Seit Dezember ist die Treelia-App nun im Playstore zu finden. Das Konzept ist einfach: Man erstellt kostenlos einen Account und wählt über die Kategorie „Shops“ den Link zur Website aus, die man besuchen möchte. Bereits mehr als 1000 Unternehmen unterstützen das Münchner Start-up. Kauft man nun über Treelia ein, erhalten Julian und Sophie eine Provision. Mit diesen Spenden und in Zusammenarbeit mit dem Eden Reforestation Projects können die Geschwister Wiederaufforstungsprojekte rund um die Welt unterstützen.

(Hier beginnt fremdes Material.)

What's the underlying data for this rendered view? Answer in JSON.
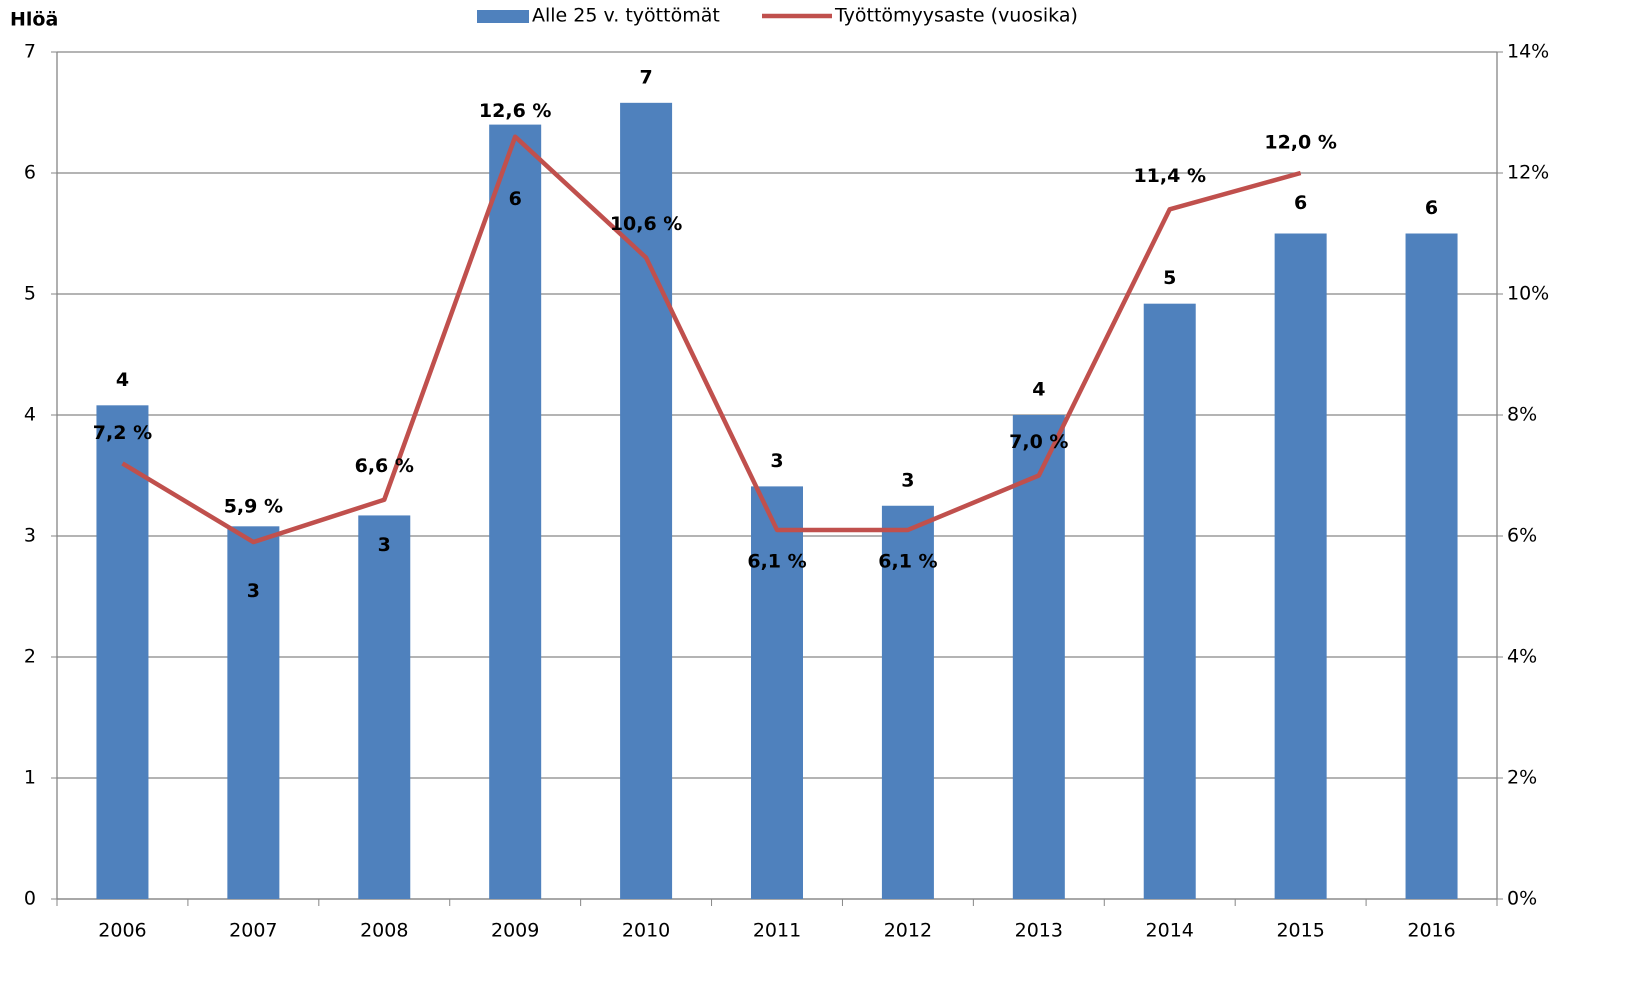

Aber kann Online-Shopping tatsächlich gut für unsere Umwelt sein? Auch darüber haben sich Sophie und Julian informiert. Sie verweisen auf eine Studie, laut der Online-Shopping oftmals besser für die Umwelt sei, als in ein Shoppingcenter zu fahren. „Ein Kaufhaus braucht auch Unmengen an Strom, dann fährt man vielleicht noch mit dem Auto dahin. Es gibt viele verschiedene Aspekte die da zusammenlaufen. Außerdem wollen wir mit unserer App niemandem dazu motivieren, unverhältnismäßig viel online einzukaufen. Aber es ist tatsächlich so, dass die Logistik in den vergangenen Jahren soweit optimiert wurde, dass der CO²-Ausstoß massiv gesenkt werden konnte. Klar, wenn man mit dem Fahrrad zum nächsten kleinen Supermarkt fährt, ist das wahrscheinlich besser für die Umwelt. Aber man darf nicht unterschätzen, dass herkömmliches Einkaufen auch indirekt Co² produziert“, sagt Julian.

Neben der vollständigen Studie können auf ihrer Website auch Spendenbelege eingesehen werden. Das Versprechen: Mindestens 75 Prozent der Gewinne werden an Baumpflanzprojekte gespendet. Das erwähnen Julian und Sophie mehrmals. Schließlich sollen die Menschen sich darauf verlassen können, dass die Spenden auch da ankommen, wo sie sollen. Das restliche Geld legen sie zurück, um die Möglichkeit zu haben, auch andere Projekte zu unterstützen und die laufenden Kosten zu decken. An der App verdienen wollen die Studenten nichts.

Momentan arbeiten Sophie und Julian ausschließlich mit Eden Reforestation Projects zusammen. Die Non-Profit-Organisation kümmert sich um das Pflanzen der Bäume. Dafür stellt sie größtenteils Einheimische vor Ort ein. Die Geschwister haben sich für sie entschieden, da sie nachhaltig arbeitet, offen darlegt, wie mit den Spenden verfahren wird, und eng mit anderen seriösen Organisationen zusammenarbeitet. Laut Sophie könnten sie sich für die Zukunft auch vorstellen, mit mehreren Umweltorganisationen zu agieren. Außerdem wollen die beiden auch selbst einmal vor Ort sehen, was sie mit ihren Spenden so alles bewirkt haben. Das geht momentan natürlich nicht, ist aber fest geplant.

Und wer weiß, bis dahin könnte sich die Anzahl der gepflanzten Bäume bereits verzehnfacht haben. Denn die Kosten sind nicht sehr hoch – gerade einmal zwischen zehn und 30 Cent pro Setzling. Dabei filtert ein Baum pro Jahr schon etwa zehn Kilogramm CO² aus der Atmosphäre. Ein großes Ziel haben die Geschwister jedoch nicht: „Wir freuen uns über jeden einzelnen Baum. Wir haben auch nicht die Ressourcen, das ganz schnell auszubauen.“ Trotzdem hoffen die beiden natürlich, ihre Reichweite steigern zu können und mehr Leute zum Mitmachen zu bewegen. Denn zusammen könnte man nicht nur einen Baum, sondern einen ganzen Wald pflanzen.